A coworkers dad is a retired surveyor for the government. He told stories of certain roads, used by the military, being left off official maps. Or, perhaps showing them as simple unimproved roads. Nothing that tanks or other heavy trucks could use.
I’m not sure if he was pulling our legs or not. It does make sense that special roads leading to missile silos or other secure facilities shouldn’t be listed on maps. I’ve heard the city of Oakridge TN, built to house workers for the Manhattan project, was a classified secret. They didn’t want outsiders even knowing there was a town there at that time.
Anyone have the straight dope on keeping secrets off maps? Are they still doing that in the Satellite age?

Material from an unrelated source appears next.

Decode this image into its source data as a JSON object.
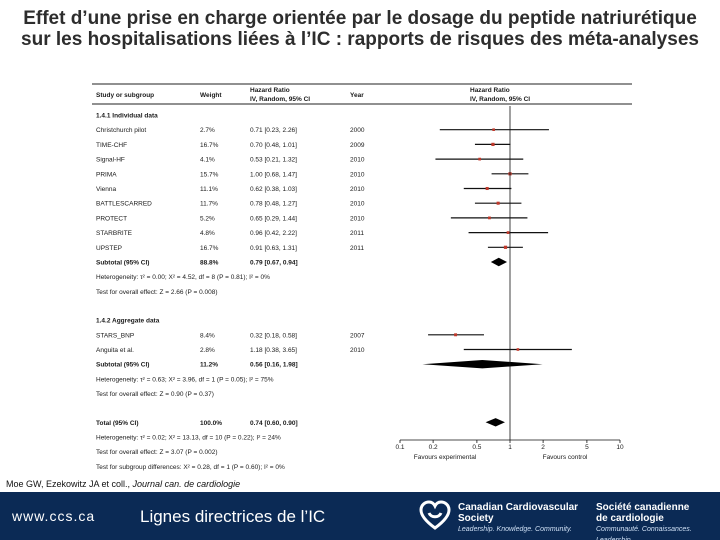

For the record, I live in Arkansas and have driven near the Titan II Missile sites. We had 18 of them. Scary as hell, knowing they were on the Soviet nuclear target list. I’m glad they are gone. Those roads were n the maps in the 1970’s. I’m not sure if they were in the late 40’s when those sites were built.
I’ve often heard maps are hard to find in totalitarian countries. It’s hard to launch a revolution if you don’t know where bases and other facilities are located.
Not quite perfectly related, but my company publishes a geographical database of sorts and we have added a few non-existant cities/towns. This is so that if someone copies our data and re-publishes it, we will be able to determine that it came from us.
Several years ago, I tried to look up a street map of the Air Force base I largely grew up on (7th grade through 12th) on Google Maps. The area was greyed out. I assume this was due to 9/11, but don’t know for sure. I just checked again and you can now see the streets.
Try growing up on a SAC base. Everyone knew we were a prime target, but never talked about it. Didn’t really think about it much, but certain things around the base were indicative of our status if you did think about them.
I know of one example in Sweden, the location can be seen on the actual map but it’s not visible in the aerial photograpy on Eniro. Compare this to what you can see on Google.
Don’t ask me who came up with the idea or why they even bother though.
I was about 4, I think, when my Dad took me for a hotdog at the stand in the center of the courtyard at his office building (The Pentagon.) He told me it was called “The Ground Zero Bar” by the people there. I don’t think he expected me to understand what that meant.
I’ve lived my whole life on ground zero, and it’s difficult to explain to other people what that feels like. How the evening news has a completely different import; and no, I haven’t missed a SOTU speech since third grade. (Well, this year’s is still in the DVR due to toddler issues . . . but)
Free-flowing information has been slowly but surely eating away at these “secret” roads and buildings.
A few years ago, you could not find the Concord Naval Weapons Station on Microsoft’s Terraserver or Google Maps/Earth - it was just blocked out. However, Russian-sourced aerial images were not hard to find on the web.
Now, all of the bunkers, tracks and roads are plainly visible on Google, even if maps still don’t show them - the GPS in my vehicle shows the main road ending a few yards past the gate, and a lot of empty space.
It doesn’t have anything to do with national security, but some of the larger strip mine complexes in places like Kentucky and West Virginia are as large as towns and have road systems that are as well developed. They don’t appear on maps.
The roof of the White House used to be greyed out on Google Earth. So was Dick Cheney’s place (Naval observatory). Nowadays, both are easily visible. Several other parts were blocked at one time - Sheepvaart in the Amsterdam harbour is still pixellated, even though it is a public museum (as well as a military base, I presume). The fact that the Netherlands can make (or persuade) Google to show or not show gives you an idea how much could be hidden. OTOH, I can make out the tennis courts and the one-hole golf course at Camp David (if I have it right -who else has a 1-holer?). You can even look at the cars in the parking areas. So… it seems that sensitivity to public sight is down a few notches over the years.
Could the explanation here be as simple as Google using a more recent image than eniro? I don’t know anything about this location, but I’ve run into that before when playing similar games.
eniro is a neat site. Its maps are much prettier than Google maps, but it only lets you see past zoom level 3 in Scandinavia. Sometimes it appears to load data outside and then obscure the area with black. Couldn’t reproduce it, but still fun to play with.
Were you allowed to bring them home? It would be neat to compare them to what Google shows. (Incidentally, the map layer of Google is completely blank for the DPRK. Masses of highways and town names outside the borders… nothing inside.)
The current Cambridge University Library exhibition Under Covers on the history of spying has a nice section explaining how the UK’s Ordnance Survey, the official mapping agency, obliterated sensitive sites on the sheets of the photographic survey of the country conducted over 1947-53, This was the Google Earth of its day and basically publically available, so they had to overlay images of fields onto military installations.
I believe a similar policy remains in place for sensitive installations - thus, until at least recently, OS printed maps with greyed-out prisons.
On a related note, the official Michigan Department of Transportation highway map briefly featured the towns of Goblu and Beatosu in the “spillover” northern Ohio portion of the map.